In sum, we discern no guarantee to plaintiffs that SIF will not be under funded. The “earmarking” language in the statutes relied upon by plaintiffs is the expression by one session of the legislature that subsequent ones should give priority to devoting certain revenues to certain expenditures by exempting them from the normal give and take of the legislative process; that SIF should have “first call” on these revenue sources. Such expressions are not binding directives insofar as subsequent sessions of the legislature are concerned, since they are always free to amend or repeal the statutes. Should a subsequent session of the legislature appropriate less money to SIF than contemplated by the earlier session, that appropriation legislation has the practical effect of amending the statutes. Indeed, plaintiffs do not contend they could sue the legislature for failure to fund SIF fully. Moreover, Tennessee law affirmatively conditions entitlements to programs like SIF on funds made available through normal budgetary and appropriations processes.
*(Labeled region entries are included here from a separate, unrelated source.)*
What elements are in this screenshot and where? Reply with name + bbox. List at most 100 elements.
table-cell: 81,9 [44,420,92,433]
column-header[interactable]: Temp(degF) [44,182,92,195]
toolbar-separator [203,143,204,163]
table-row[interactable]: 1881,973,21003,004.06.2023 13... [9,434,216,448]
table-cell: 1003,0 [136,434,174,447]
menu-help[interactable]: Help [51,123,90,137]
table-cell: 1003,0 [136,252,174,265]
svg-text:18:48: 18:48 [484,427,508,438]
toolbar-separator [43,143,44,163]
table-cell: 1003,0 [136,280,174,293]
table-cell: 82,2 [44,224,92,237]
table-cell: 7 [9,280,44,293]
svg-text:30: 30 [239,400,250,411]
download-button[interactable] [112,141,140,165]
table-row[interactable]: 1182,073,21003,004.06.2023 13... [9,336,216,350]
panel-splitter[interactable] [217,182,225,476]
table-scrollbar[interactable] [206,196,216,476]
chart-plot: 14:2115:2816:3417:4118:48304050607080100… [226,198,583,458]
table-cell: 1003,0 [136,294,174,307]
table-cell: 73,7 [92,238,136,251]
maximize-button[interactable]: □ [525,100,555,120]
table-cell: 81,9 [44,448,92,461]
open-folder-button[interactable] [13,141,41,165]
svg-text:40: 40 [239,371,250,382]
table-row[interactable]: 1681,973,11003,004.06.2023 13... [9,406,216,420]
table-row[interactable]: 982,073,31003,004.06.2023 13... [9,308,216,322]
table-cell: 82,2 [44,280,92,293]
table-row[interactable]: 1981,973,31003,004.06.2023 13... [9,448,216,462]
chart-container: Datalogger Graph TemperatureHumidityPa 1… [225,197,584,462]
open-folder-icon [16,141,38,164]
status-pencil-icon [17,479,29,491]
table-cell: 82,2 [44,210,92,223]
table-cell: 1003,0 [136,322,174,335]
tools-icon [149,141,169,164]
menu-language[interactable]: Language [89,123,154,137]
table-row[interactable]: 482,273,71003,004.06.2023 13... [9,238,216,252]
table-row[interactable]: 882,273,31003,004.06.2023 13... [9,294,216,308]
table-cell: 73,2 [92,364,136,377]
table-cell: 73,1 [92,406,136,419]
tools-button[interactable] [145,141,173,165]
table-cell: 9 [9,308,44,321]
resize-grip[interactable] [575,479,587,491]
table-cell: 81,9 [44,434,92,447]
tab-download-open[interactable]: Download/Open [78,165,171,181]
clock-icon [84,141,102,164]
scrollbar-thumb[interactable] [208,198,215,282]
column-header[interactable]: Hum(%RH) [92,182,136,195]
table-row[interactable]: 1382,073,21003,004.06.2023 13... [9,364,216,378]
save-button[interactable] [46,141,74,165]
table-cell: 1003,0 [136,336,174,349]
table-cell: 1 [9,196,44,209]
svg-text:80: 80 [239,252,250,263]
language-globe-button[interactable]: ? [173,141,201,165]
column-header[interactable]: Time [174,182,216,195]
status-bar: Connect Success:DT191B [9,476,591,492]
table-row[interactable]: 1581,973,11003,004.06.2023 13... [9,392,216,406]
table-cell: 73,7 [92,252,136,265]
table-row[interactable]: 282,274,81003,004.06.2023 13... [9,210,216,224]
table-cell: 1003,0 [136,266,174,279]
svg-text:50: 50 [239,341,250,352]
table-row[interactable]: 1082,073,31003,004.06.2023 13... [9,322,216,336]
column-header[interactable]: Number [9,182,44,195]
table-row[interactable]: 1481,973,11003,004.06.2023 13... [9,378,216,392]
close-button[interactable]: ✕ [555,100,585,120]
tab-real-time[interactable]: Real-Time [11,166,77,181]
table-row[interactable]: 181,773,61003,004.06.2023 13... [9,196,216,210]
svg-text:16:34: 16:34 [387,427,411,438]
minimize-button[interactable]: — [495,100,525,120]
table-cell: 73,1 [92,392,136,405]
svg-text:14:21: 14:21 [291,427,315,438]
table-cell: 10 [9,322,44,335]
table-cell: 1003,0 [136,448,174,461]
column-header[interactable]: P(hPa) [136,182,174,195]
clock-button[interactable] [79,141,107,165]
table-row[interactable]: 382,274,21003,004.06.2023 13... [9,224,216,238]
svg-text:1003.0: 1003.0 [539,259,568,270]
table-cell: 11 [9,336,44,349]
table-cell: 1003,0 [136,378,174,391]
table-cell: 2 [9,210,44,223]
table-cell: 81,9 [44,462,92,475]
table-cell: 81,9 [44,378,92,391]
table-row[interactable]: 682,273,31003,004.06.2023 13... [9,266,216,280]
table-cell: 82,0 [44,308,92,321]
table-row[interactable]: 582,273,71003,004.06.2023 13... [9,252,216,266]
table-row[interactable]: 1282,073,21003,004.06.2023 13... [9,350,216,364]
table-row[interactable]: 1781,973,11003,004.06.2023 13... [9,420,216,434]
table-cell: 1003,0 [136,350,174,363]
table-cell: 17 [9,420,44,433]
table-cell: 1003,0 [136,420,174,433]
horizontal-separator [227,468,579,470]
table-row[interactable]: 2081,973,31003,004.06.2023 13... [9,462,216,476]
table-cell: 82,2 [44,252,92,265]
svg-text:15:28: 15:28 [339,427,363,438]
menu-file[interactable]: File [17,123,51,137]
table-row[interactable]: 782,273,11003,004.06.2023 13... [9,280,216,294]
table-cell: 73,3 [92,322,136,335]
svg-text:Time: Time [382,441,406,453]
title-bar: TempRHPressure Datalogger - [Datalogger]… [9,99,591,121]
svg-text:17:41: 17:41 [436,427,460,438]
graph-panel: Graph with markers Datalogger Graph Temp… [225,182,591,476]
The statutes creating and defining SIF must be read with a view to common sense, and in the context of the legislative and financial practices of state government as provided by the laws and constitution of Tennessee. Payment of disability benefits under Tennessee law is contingent upon funds being made available through normal government processes. Accordingly, while it is a manner of vital concern to SIF claimants that the SIF program be fully funded so that their court-validated claims for compensation can be satisfied in a timely manner, their concern does not amount to the kind of entitlement that will ground a § 1983 claim based upon a denial of federal due process rights.

III. Conclusion

In view of our holding that plaintiffs’ complaint was properly dismissed for failure to state a claim under § 1983, we need not address the other substantial hurdles standing in plaintiffs’ way, namely, the district court’s alternative holding that plaintiffs’ claim is barred by the Eleventh Amendment and the effect of plaintiffs’ concession that, since this lawsuit was filed, the Tennessee legislature has appropriated sufficient funds to pay all SIF claims to date.

The decision of the district court is affirmed. 
      
      . Although plaintiffs’ amended complaint fails to distinguish between the procedural and substantive components of the Due Process Clause, we review their claim as alleging a violation of the right to procedural due process because plaintiffs' appellate brief states, "Once Appellants became entitled to their statutory benefits, these rights could not be deprived except pursuant to Constitutionally (sic) adequate procedures."
     
      
      . Tenn. Code. Ann. § 8-22-118 provides in pertinent part:
      Fees of state offices accruing to state.
      All fees, costs, emoluments, perquisites, and commissions appendant, or that may accrue from any source whatever, ... to the office of commissioner of commerce and insurance ... are declared to be the property of the state, and each of the above named officers shall collect the fees ... and pay the same over at once to the state treasurer, to be used as part of the revenue of the state.
     
      
      . While § 50-6-208(d) allocates to SIF all fifty percent of the premium tax, this appropriation was effective only for the enacting legislature, since legislatures are under no obligation to appropriate funds at levels set by prior legislatures.
     
      
      . Plaintiffs also state no claim under 42 U.S.C. § 1985 or § 1986 because these statutes require "some racial, or perhaps otherwise class-based, invidiously discriminatory animus behind the conspirators’ action.” Griffin v. Breckenridge, 403 U.S. 88, 102, 91 S.Ct. 1790, 1798, 29 L.Ed.2d 338 (1971).